Session: Optimisation and machine learning in energy
Chair: Hongyu Zhang
Cluster: Optimization Applications (Communication, Energy, Health, ML, ...)
Talk 1: A Computationally Efficient Cutting Plane Modelling to Generate Alternatives Algorithm
Speaker: Michael Lau
Abstract: Contemporary macro-energy systems modelling is characterized by the need to represent energy systems strategic and operational decisions with high temporal and spatial resolution, which provides more accurate results than more abstracted models. This drive towards greater fidelity, however, conflicts with a push towards greater model representation of inherent complexity in decision-making, including methods like Modelling to Generate Alternatives.
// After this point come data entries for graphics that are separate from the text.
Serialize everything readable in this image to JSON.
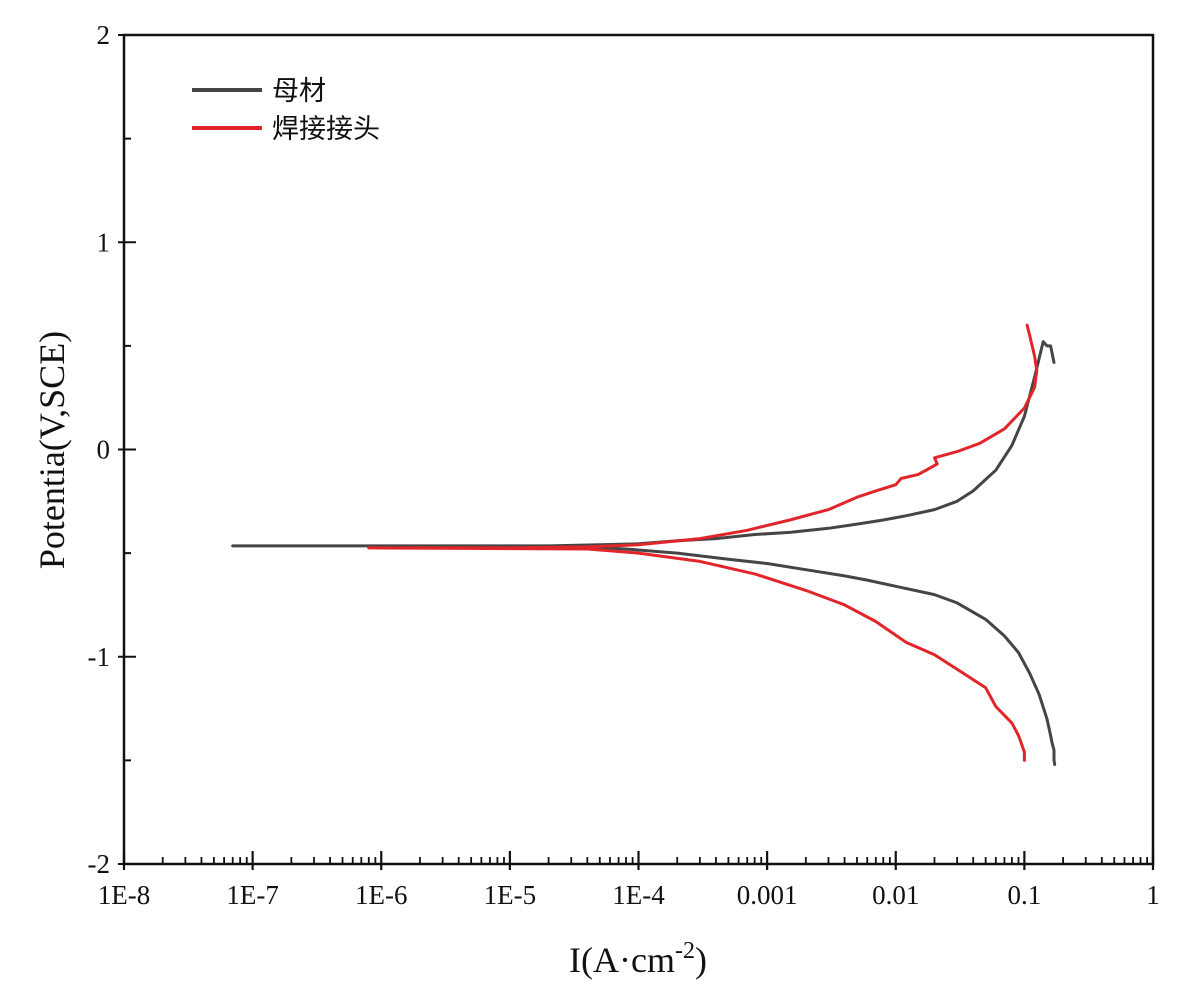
{
  "chart_data": {
    "type": "line",
    "title": "",
    "xlabel": "I(A·cm",
    "xlabel_sup": "-2",
    "xlabel_end": ")",
    "ylabel": "Potentia(V,SCE)",
    "xscale": "log",
    "xlim": [
      1e-08,
      1
    ],
    "ylim": [
      -2,
      2
    ],
    "xticks": [
      1e-08,
      1e-07,
      1e-06,
      1e-05,
      0.0001,
      0.001,
      0.01,
      0.1,
      1
    ],
    "xtick_labels": [
      "1E-8",
      "1E-7",
      "1E-6",
      "1E-5",
      "1E-4",
      "0.001",
      "0.01",
      "0.1",
      "1"
    ],
    "yticks": [
      2,
      1,
      0,
      -1,
      -2
    ],
    "ytick_labels": [
      "2",
      "1",
      "0",
      "-1",
      "-2"
    ],
    "legend_position": "top-left",
    "series": [
      {
        "name": "母材",
        "color": "#454545",
        "x": [
          0.17,
          0.165,
          0.16,
          0.15,
          0.14,
          0.12,
          0.1,
          0.08,
          0.06,
          0.04,
          0.03,
          0.02,
          0.012,
          0.008,
          0.005,
          0.003,
          0.0015,
          0.0008,
          0.0004,
          0.0002,
          0.0001,
          5e-05,
          2e-05,
          8e-06,
          2.5e-06,
          7e-07,
          7e-08,
          7e-08,
          7e-07,
          2e-06,
          6e-06,
          1.5e-05,
          4e-05,
          8e-05,
          0.0002,
          0.0005,
          0.001,
          0.002,
          0.004,
          0.006,
          0.01,
          0.02,
          0.03,
          0.05,
          0.07,
          0.09,
          0.11,
          0.13,
          0.15,
          0.16,
          0.165,
          0.17,
          0.17,
          0.172
        ],
        "y": [
          0.42,
          0.46,
          0.5,
          0.5,
          0.52,
          0.35,
          0.16,
          0.02,
          -0.1,
          -0.2,
          -0.25,
          -0.29,
          -0.32,
          -0.34,
          -0.36,
          -0.38,
          -0.4,
          -0.41,
          -0.43,
          -0.44,
          -0.455,
          -0.46,
          -0.465,
          -0.465,
          -0.465,
          -0.465,
          -0.465,
          -0.465,
          -0.465,
          -0.465,
          -0.465,
          -0.467,
          -0.47,
          -0.48,
          -0.5,
          -0.53,
          -0.55,
          -0.58,
          -0.61,
          -0.63,
          -0.66,
          -0.7,
          -0.74,
          -0.82,
          -0.9,
          -0.98,
          -1.08,
          -1.18,
          -1.3,
          -1.38,
          -1.42,
          -1.45,
          -1.5,
          -1.52
        ]
      },
      {
        "name": "焊接接头",
        "color": "#e0262b",
        "x": [
          0.105,
          0.11,
          0.12,
          0.125,
          0.12,
          0.1,
          0.07,
          0.045,
          0.03,
          0.02,
          0.021,
          0.015,
          0.011,
          0.01,
          0.007,
          0.005,
          0.003,
          0.0015,
          0.0007,
          0.0003,
          0.0001,
          4e-05,
          1e-05,
          3e-06,
          8e-07,
          8e-07,
          3e-06,
          1e-05,
          4e-05,
          0.0001,
          0.0003,
          0.0008,
          0.002,
          0.004,
          0.007,
          0.012,
          0.02,
          0.03,
          0.05,
          0.06,
          0.08,
          0.09,
          0.095,
          0.1,
          0.1
        ],
        "y": [
          0.6,
          0.55,
          0.45,
          0.38,
          0.3,
          0.2,
          0.1,
          0.03,
          -0.01,
          -0.04,
          -0.07,
          -0.12,
          -0.14,
          -0.17,
          -0.2,
          -0.23,
          -0.29,
          -0.34,
          -0.39,
          -0.43,
          -0.46,
          -0.47,
          -0.475,
          -0.475,
          -0.475,
          -0.475,
          -0.476,
          -0.478,
          -0.48,
          -0.5,
          -0.54,
          -0.6,
          -0.68,
          -0.75,
          -0.83,
          -0.93,
          -0.99,
          -1.06,
          -1.15,
          -1.24,
          -1.32,
          -1.38,
          -1.42,
          -1.46,
          -1.5
        ]
      }
    ]
  }
}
Modelling to Generate Alternatives aims to map the feasible space of a model within a cost slack by varying investment parameters without changing the operational constraints, a process which frequently requires hundreds of solutions. For large, highly representative energy system models this is impossible with traditional methods, leading researchers to reduce complexity with either more zonal or temporal aggregation. This research presents a new solution method for Modelling to Generate Alternatives-type problems. Using Cutting Plane methods based on a reformulation of Bender’s Decomposition, we break down the problem structure into a strategic master problem and operational subproblems and pass information between master problems to accelerate convergence with each new objective. We find that our new solution method is several times faster and requires less memory than existing parallelized monolithic Modelling to Generate Alternatives solution methods, enabling rapid computation of a greater number of solutions to highly resolved models.
Talk 2: Multi-timescale stochastic programming with application in power systems
Speaker: Yihang Zhang
Abstract: We introduce a multi-timescale stochastic programming framework for decision-making under multi-timescale uncertainty. Aggregated state variables are used to coordinate decisions across timescales, similar to the role of state variables in a multistage problem. Based on this setup, we describe instantiation strategies that use either multi-horizon scenario trees (to model multi-lag dependence on a timescale) or a specialized value function to fully exploit independence of the randomness within the timescale. We develop decomposition algorithms (price-directive or resource-directive) to incrementally approximate and solve the resulting problem. In addition to techniques used in multistage problems, we describe solution-reusing heuristics to accelerate the solution process by leveraging similarities between subproblems.
Talk 3: A Deep Generative Learning Approach for Two-stage Adaptive Robust Optimization
Speaker: Aron Brenner
Abstract: Two-stage adaptive robust optimization (ARO) is a powerful approach for planning under uncertainty, balancing first-stage decisions with recourse decisions made after uncertainty is realized. To account for uncertainty, modelers typically define a simple uncertainty set over which potential outcomes are considered. However, classical methods for defining these sets unintentionally capture a wide range of unrealistic outcomes, resulting in overly-conservative and costly planning in anticipation of unlikely contingencies. In this work, we introduce AGRO, a solution algorithm that performs adversarial generation for two-stage adaptive robust optimization using a variational autoencoder. AGRO generates high-dimensional contingencies that are simultaneously adversarial and realistic, improving the robustness of first-stage decisions at a lower planning cost than standard methods. To ensure generated contingencies lie in high-density regions of the uncertainty distribution, AGRO defines a tight uncertainty set as the image of “latent" uncertainty sets under the VAE decoding transformation. Projected gradient ascent is then used to maximize recourse costs over the latent uncertainty sets by leveraging differentiable optimization methods. We demonstrate the cost-efficiency of AGRO by applying it to both a synthetic production-distribution problem and a real-world power system expansion setting. We show that AGRO outperforms the standard column-and-constraint algorithm by up to 1.8% in production-distribution planning and up to 11.6% in power system expansion.